組織が組織であることの強みは、集団で行動することで一人ではできないことができる点にあるのですが、そこに一人ひとりの能力を数字で査定する制度が持ち込まれると、そのような集団の長所が失われていくことになります。

例えば上記の例で言えば、「雑事」も、それが行われなければ組織が機能しないがゆえに、自殺した「彼」はやらざるをえなかったわけです。だとすれば、それも組織に十分に貢献している仕事なのですが、すべての雑事を数字で評価するということはおそらく不可能でしょう。

著者が指摘していることの一つは、成果主義が導入されることで、職場に新しく配置される人への教育がまったくなされなくなること。

おそらく「新人研修」といったことはどの企業でも行われているのでしょうが、具体的な現場に来た新人に対して、つまり何をやればいいのか分からない人に対して何をすればいいのかを教えるという当たり前のことをする習慣が、社員に根付かなくなっているのです。

これは上で紹介した大野さんも指摘していた点ですが、日本の企業の一部では、新人が職場で何をするかを教えず、そのために職場で右往左往する新人を叱り飛ばすということが常態になっています。

「先輩」社員からすれば仕事は自分で覚えろ(俺もそうしたのだから)ということなのですが、視点を変えれば単に社員教育を疎かにしているだけです。

新人や後輩を育てるということは、本来であれば、善意でやるようなことでもないでしょう。
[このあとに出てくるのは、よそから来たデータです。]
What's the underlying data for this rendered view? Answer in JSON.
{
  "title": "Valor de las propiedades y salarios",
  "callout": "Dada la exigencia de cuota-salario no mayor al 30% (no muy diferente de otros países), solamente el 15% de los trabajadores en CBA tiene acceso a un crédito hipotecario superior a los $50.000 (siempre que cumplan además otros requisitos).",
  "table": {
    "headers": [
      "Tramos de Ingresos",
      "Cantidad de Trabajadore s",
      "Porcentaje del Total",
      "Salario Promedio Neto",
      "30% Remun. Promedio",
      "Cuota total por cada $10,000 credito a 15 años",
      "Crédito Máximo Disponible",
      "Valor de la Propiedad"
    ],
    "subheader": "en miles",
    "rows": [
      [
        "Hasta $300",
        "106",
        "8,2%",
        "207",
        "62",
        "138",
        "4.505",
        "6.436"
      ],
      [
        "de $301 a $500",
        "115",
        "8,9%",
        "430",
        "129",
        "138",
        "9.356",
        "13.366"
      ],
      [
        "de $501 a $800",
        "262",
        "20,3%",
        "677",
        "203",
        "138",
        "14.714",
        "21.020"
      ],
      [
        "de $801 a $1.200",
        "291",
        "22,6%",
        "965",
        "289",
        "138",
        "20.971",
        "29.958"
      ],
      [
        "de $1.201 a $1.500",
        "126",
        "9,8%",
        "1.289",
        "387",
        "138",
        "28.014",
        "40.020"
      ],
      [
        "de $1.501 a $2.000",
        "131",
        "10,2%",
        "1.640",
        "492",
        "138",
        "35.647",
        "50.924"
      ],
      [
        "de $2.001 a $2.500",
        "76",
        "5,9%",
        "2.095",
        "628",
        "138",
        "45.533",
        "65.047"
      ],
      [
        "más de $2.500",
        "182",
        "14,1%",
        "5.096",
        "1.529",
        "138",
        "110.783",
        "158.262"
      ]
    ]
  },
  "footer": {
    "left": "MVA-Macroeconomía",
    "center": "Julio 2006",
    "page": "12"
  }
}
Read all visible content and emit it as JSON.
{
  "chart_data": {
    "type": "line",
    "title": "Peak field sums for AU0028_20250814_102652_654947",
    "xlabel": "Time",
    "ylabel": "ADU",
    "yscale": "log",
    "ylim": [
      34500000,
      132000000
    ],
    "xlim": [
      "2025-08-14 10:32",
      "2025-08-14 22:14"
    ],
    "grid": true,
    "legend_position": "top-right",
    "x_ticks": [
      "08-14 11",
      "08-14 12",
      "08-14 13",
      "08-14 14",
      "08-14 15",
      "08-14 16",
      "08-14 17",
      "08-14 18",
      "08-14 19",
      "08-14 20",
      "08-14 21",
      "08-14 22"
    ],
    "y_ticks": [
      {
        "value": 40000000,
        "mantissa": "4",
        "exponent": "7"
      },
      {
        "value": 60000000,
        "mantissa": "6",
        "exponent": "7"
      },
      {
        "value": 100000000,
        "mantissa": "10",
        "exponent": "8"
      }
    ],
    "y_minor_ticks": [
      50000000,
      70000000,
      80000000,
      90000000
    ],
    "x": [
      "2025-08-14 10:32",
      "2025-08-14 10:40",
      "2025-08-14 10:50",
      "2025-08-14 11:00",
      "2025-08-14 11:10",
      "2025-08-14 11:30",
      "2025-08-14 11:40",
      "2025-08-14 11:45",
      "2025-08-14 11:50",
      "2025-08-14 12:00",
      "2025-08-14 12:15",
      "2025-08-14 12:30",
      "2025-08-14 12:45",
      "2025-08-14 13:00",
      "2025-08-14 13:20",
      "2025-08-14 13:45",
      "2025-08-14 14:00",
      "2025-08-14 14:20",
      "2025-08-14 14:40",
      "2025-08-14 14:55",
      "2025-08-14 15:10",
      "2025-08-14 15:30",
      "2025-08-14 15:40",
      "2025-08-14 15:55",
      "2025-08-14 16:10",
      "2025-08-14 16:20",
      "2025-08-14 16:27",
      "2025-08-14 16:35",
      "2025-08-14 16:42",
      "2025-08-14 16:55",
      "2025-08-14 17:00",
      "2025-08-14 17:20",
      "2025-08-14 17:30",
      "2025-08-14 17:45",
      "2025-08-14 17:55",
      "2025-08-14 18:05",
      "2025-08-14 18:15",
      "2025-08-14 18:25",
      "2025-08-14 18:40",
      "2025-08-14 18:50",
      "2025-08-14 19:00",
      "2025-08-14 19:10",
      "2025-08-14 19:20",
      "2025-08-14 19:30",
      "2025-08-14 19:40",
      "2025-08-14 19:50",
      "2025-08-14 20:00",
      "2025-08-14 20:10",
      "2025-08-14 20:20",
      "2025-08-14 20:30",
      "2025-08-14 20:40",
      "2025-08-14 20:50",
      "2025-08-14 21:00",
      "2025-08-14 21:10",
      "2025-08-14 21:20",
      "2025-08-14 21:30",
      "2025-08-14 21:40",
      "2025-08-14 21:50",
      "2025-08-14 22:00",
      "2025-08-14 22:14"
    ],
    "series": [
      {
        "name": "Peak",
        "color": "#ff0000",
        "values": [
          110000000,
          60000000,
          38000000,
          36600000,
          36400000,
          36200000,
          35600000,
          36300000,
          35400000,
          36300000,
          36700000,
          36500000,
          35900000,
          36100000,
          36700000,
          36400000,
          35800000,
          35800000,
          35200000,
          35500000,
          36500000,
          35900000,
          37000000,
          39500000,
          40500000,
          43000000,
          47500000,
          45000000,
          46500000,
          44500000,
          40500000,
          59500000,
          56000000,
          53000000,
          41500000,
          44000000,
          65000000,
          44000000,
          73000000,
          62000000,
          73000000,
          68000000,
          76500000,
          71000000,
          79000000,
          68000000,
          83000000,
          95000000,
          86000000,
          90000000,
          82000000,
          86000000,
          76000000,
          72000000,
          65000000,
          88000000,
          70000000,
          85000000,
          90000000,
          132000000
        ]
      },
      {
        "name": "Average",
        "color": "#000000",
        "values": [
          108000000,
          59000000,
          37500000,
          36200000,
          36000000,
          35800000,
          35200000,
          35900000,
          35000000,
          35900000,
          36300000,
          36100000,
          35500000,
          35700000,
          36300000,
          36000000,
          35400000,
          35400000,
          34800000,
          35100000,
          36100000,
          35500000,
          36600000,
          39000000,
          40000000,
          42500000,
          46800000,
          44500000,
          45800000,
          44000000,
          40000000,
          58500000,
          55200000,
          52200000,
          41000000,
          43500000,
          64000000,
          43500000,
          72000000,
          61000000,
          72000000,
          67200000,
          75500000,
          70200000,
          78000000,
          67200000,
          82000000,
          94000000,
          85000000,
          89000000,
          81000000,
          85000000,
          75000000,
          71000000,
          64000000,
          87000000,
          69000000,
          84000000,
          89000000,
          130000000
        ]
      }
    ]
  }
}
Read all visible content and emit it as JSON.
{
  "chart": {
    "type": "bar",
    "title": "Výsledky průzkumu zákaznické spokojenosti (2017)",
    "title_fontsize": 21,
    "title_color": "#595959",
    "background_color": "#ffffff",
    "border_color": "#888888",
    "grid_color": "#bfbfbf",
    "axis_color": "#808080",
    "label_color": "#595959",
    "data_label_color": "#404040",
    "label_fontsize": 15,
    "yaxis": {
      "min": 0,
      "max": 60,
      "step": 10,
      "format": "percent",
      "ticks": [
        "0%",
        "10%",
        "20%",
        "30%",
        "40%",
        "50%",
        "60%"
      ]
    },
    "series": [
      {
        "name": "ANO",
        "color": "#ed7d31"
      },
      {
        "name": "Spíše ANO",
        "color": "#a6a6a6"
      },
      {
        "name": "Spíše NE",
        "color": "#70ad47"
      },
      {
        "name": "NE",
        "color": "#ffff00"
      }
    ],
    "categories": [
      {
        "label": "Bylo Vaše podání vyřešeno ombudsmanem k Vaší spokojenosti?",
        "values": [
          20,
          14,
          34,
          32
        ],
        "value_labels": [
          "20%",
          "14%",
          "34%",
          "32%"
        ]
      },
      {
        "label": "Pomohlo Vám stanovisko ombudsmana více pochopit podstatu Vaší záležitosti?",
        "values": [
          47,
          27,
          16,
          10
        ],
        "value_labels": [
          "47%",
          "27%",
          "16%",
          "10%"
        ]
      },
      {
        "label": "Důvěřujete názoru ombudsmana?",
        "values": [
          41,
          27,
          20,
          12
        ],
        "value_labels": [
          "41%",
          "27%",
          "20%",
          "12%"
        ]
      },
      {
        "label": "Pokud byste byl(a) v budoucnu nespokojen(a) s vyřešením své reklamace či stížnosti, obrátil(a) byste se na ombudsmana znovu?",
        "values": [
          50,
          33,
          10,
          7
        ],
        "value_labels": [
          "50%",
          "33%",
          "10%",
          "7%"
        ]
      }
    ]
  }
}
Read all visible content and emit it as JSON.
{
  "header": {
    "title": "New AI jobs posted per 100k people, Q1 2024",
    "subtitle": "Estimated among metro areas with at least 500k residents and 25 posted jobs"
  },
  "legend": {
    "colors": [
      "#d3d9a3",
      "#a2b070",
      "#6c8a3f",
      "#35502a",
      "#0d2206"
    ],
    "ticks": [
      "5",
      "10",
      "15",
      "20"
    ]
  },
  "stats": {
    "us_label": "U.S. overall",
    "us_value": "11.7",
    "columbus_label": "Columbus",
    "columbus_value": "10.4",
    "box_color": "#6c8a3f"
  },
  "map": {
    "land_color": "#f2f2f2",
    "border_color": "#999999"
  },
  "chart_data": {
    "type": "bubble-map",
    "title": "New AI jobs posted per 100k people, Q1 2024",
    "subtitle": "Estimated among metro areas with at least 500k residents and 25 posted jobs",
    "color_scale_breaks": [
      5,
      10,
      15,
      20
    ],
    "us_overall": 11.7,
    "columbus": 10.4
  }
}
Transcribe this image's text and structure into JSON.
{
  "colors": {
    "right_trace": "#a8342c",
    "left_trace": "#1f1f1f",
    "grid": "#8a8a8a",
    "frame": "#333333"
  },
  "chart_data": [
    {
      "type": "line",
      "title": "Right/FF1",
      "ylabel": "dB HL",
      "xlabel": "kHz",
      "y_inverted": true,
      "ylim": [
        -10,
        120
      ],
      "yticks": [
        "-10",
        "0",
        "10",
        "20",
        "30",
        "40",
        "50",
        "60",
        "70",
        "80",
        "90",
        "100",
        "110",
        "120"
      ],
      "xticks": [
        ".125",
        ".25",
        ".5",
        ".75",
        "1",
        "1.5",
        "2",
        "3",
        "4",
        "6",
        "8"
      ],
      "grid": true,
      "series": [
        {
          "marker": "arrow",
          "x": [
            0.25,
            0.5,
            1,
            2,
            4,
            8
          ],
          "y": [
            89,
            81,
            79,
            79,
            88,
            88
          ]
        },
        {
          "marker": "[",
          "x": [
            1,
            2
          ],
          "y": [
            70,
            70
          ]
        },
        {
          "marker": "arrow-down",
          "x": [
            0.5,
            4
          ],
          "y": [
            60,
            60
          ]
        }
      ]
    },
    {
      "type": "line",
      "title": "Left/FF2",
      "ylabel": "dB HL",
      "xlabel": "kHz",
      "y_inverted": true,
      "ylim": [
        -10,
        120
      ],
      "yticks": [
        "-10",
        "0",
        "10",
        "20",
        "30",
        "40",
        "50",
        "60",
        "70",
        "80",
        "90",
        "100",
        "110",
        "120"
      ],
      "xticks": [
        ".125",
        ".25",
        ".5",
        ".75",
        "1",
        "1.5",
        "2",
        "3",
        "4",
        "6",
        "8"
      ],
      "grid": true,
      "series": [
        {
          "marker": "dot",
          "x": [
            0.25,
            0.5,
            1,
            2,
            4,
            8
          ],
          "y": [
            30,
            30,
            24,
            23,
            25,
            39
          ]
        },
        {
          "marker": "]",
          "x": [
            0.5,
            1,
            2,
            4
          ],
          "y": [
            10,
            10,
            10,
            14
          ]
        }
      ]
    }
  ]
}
働いてもらわなければならない社員に働いてもらわなくては、結果的に損をするのは組織です。右往左往する新人を横目で見ている「先輩」も、その新人が上手く働けるようにならなければ組織の利益が減り、結果的に自分の損になるはずです。

これが、成果主義が会社に持ち込まれると、自分のノルマの達成が主眼になるので、まして社員への評価が(学校の通信簿のように)相対評価で行われるようになると、他人の低評価が自分の高評価につながるため、新人や他の社員への知識の伝達・教育が上手く行かなくなります。

それが結果的には自分の利益の損失にもつながることは、会社は集団であるということを考えれば火を見るよりも明らかなのですが、成果主義はそのような合理的な思考をできなくなるようにさせ、個人の目先の利益だけを社員に追わせるようになります。


こう考えていて、思ったのは、学校という組織で子供たちに成績がつけられていくことの弊害。学校という組織は、一見集団を重んじているようですが、周りの困っている友達を助けようということは、教師は子供に教えません。少なくとも、英語や数学を教えるほどしつこく教えたりはしません。

学校という場所は、子供たちに集団におけるモラルを身につけさせない場所なのではないか、とふと思いました。

学校という場所は、何か目標を持って進んでいる組織ではありません。たしかに学校の経営者や教員は、進学実績を上げて学校の名前を売り生徒を獲得するという目標を共有しているかもしれません。しかしだからと言って子供たちに「この学校を有名にするために、君たちも頑張って成績を上げよう」と言う教師はいないでしょう。

学校という場所では、子供はとりあえず集団行動をさせられながら、周りの子供とチームとして協力し合い一つの目標を追求するという経験はさせられずに、自分の成績を上げることだけを要請されます(もっとも、部活動が前者のような経験をする機会を提供しているとは言えるかもしれません)。

そのために、学校という組織は、集団行動をしながら、個人個人の感情はバラバラという、よく考えればヘンテコリンな組織になっています。

成果主義は、会社という組織を、限りなく学校に近づけるものと言うことができます。個々人は自分の成績を気にして、チームとして機能することが二次的な問題になるため、集団として同じ場所・同じ時間にいながら、気持ちはバラバラなのです。